In fact,I must read all of the bytes into memery to response to the caller as this:
ResponseInfo.<byte[]>newBuilder(asyncResponse.getResponseBodyAsBytes()) (when no cahe data use a real call and it``s response) or ResponseInfo.<byte[]>newBuilder(proxyModel.getResponse()) (when there is cached data response it to the caller directly).

1.You mean i should not cache the endpoint data which is reachs some predefined limit?(All of the proxy data stored on the disk)
2.But how to kown the data size before i made a real call of AsyncHttpClientHelper (when i made a real call of AsyncHttpClientHelper, it would read all of the data into the memery and will cause OutOfMemeryException) .
3.How to use AsyncHttpClientHelper for chunking write response data to a cahce file instad of read all data into memery?

Look forward the implements of #38.^_^

Unfortunately with Riposte and AsyncHttpClientHelper as it is today there is no way to stream chunks directly to a file. There are plans to create a replacement for AsyncHttpClientHelper that allows optional chunk-streaming for the request and/or the response, but it's not here yet and probably won't be for a few months (at least).

So in the meantime you could search the internet for a different HTTP client that does support chunk-streaming the response, and use that instead of AsyncHttpClientHelper. (If you didn't have the caching requirement you could use ProxyRouterEndpoint for a straight pass-through proxy and since it does chunk-streaming you wouldn't need to worry about memory, but with the caching requirement that won't work.)

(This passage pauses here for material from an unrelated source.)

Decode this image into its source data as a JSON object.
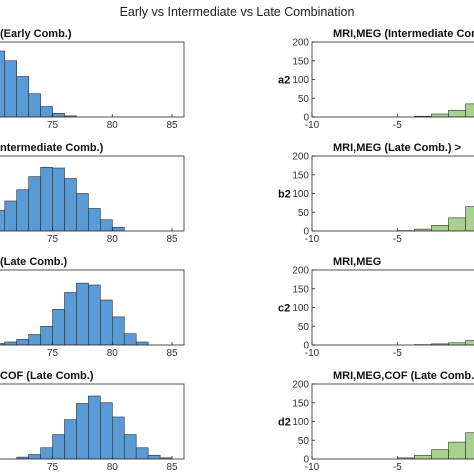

In my head I was imagining that you could cache small payloads in an in-memory cache with a predefined total-bytes limit and an LRU policy for when that limit is reached. And big payloads would be cached in a file. What constitutes "big" vs. "small" would be a tradeoff decision you'd have to make, as would the total-bytes limit for the in-memory cache. And it would only work if you left yourself enough memory headroom so that you could pull in the biggest payload into memory without hitting an out-of-memory error. And that requires that you know for sure the size of the biggest payload you could ever receive. If there's no way for you to know that, then the whole idea goes down the drain.

There are a lot of "if"s in that idea which is generally a bad sign. So it sounds like your best bet for right now is to find an HTTP client that supports chunk-streaming the response so you can stream directly to disk. Sorry we don't have a full solution for your use case yet!

Thanks very much for all of your suggestions !